Instruksi itu berdiri sendiri di tengah rangkaian surel.
Aku membacanya di kantor Damar bersama Sari, Tara, dan Banyu. Rendra tidak hadir. Ia sudah menyetujui agar seluruh korespondensi seminar diserahkan tanpa meminta kesempatan menjelaskan lebih dulu.
Dulu, mungkin aku akan menganggap itu bukti ia sedang menghormatiku.
Sekarang aku tahu itu hanya kewajiban yang terlambat dilakukan.
“Apakah Ibu tahu permintaan ini?” tanyaku kepada Sari.
“Tidak sebelum seminar selesai,” jawabnya. “Panitia mengatakan perubahan kursi berasal dari sponsor.”
“Siapa yang memindahkan sesi?”
“Koordinator acara. Ia menerima perintah agar panelmu ditempatkan sebelum jam istirahat, lalu area duduk tamu sponsor diubah.”
“Kenapa Ibu menyimpan surelnya?”
“Karena setelah acara saya melihat Rendra mendatangimu seolah kebetulan. Saya meminta salinan perubahan kepada seorang panitia yang saya kenal.”
Tara menatap halaman tersebut. “Waktu itu aku enggak ikut masuk ruangan.”
“Kamu menungguku di luar,” kataku.
“Aku ingat kamu keluar sambil marah soal kopi.”
Banyu mengangkat alis. “Kencan pertama kalian dimulai dari kopi buruk?”
“Bukan kencan.”
“Ya, ya. Biasanya begitu. Kalimat yang sama diulang terus.”
Damar memberi tatapan agar ia berhenti. Banyu mengangkat kedua tangan dan kembali diam.
Aku memejamkan mata, membiarkan ruangan sekarang memudar sampai yang tersisa adalah gedung seminar enam tahun lalu.
Waktu itu Ruang Tengah baru mulai dikenal. Aku datang membawa laptop yang baterainya tidak penuh, sepatu yang terlalu keras di tumit, dan materi presentasi yang kuubah sampai pukul dua pagi. Aku lebih takut lupa data daripada bertemu siapa pun.
Sari menyambut di pintu dan mengatakan panelku dipindahkan satu jam lebih awal.
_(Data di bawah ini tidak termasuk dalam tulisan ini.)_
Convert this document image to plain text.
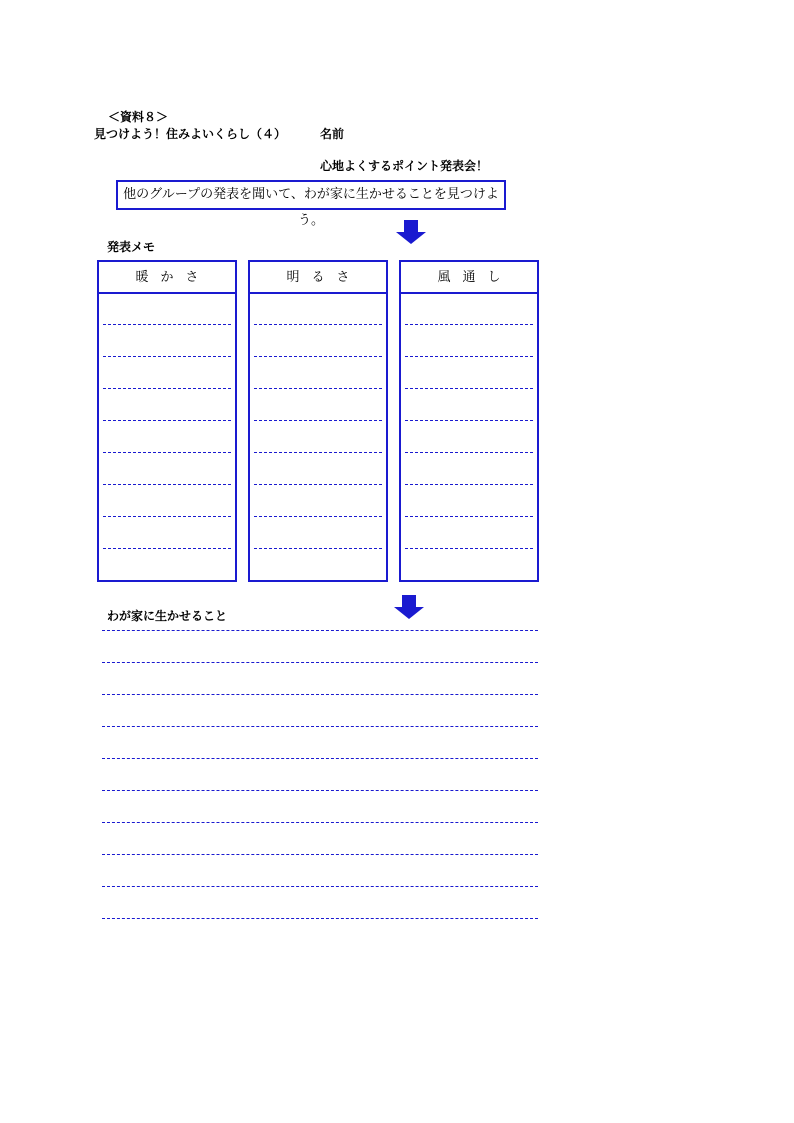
＜資料８＞
見つけよう！住みよいくらし（４）	名前
心地よくするポイント発表会！
他のグループの発表を聞いて、わが家に生かせることを見つけよう。
発表メモ
暖かさ	明るさ	風通し
わが家に生かせること
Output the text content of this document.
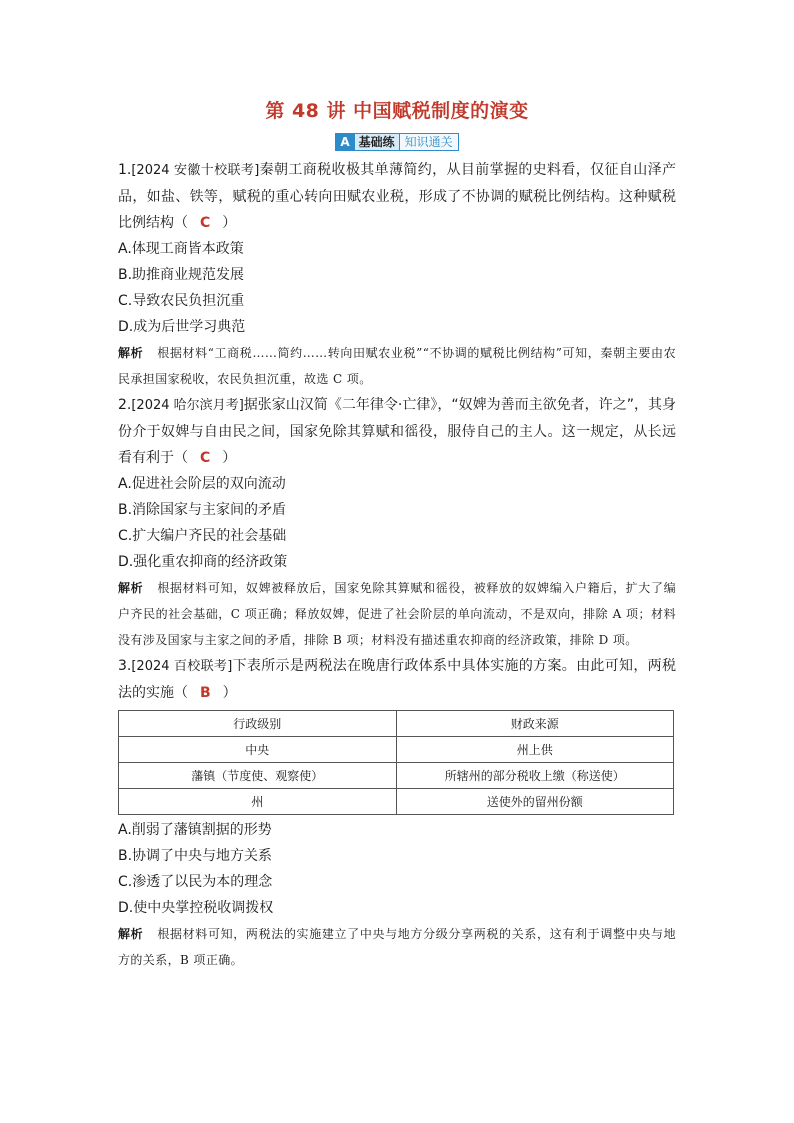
第 48 讲 中国赋税制度的演变
A 基础练 知识通关

1.[2024 安徽十校联考]秦朝工商税收极其单薄简约，从目前掌握的史料看，仅征自山泽产品，如盐、铁等，赋税的重心转向田赋农业税，形成了不协调的赋税比例结构。这种赋税比例结构（ C ）

A.体现工商皆本政策

B.助推商业规范发展

C.导致农民负担沉重

D.成为后世学习典范

解析 根据材料“工商税……简约……转向田赋农业税”“不协调的赋税比例结构”可知，秦朝主要由农民承担国家税收，农民负担沉重，故选 C 项。

2.[2024 哈尔滨月考]据张家山汉简《二年律令·亡律》，“奴婢为善而主欲免者，许之”，其身份介于奴婢与自由民之间，国家免除其算赋和徭役，服侍自己的主人。这一规定，从长远看有利于（ C ）

A.促进社会阶层的双向流动

B.消除国家与主家间的矛盾

C.扩大编户齐民的社会基础

D.强化重农抑商的经济政策

解析 根据材料可知，奴婢被释放后，国家免除其算赋和徭役，被释放的奴婢编入户籍后，扩大了编户齐民的社会基础，C 项正确；释放奴婢，促进了社会阶层的单向流动，不是双向，排除 A 项；材料没有涉及国家与主家之间的矛盾，排除 B 项；材料没有描述重农抑商的经济政策，排除 D 项。

3.[2024 百校联考]下表所示是两税法在晚唐行政体系中具体实施的方案。由此可知，两税法的实施（ B ）

行政级别	财政来源
中央	州上供
藩镇（节度使、观察使）	所辖州的部分税收上缴（称送使）
州	送使外的留州份额

A.削弱了藩镇割据的形势

B.协调了中央与地方关系

C.渗透了以民为本的理念

D.使中央掌控税收调拨权

解析 根据材料可知，两税法的实施建立了中央与地方分级分享两税的关系，这有利于调整中央与地方的关系，B 项正确。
Aku kesal, tetapi mengira panitia hanya tidak teratur.
Rendra duduk di baris kedua.
Aku menyadarinya ketika menjawab pertanyaan peserta tentang pasangan yang menyembunyikan aset. Ia memakai jas abu-abu tanpa dasi. Tangannya berada di atas buku catatan, tetapi tidak menulis. Ketika orang lain melihat layar, ia memperhatikanku.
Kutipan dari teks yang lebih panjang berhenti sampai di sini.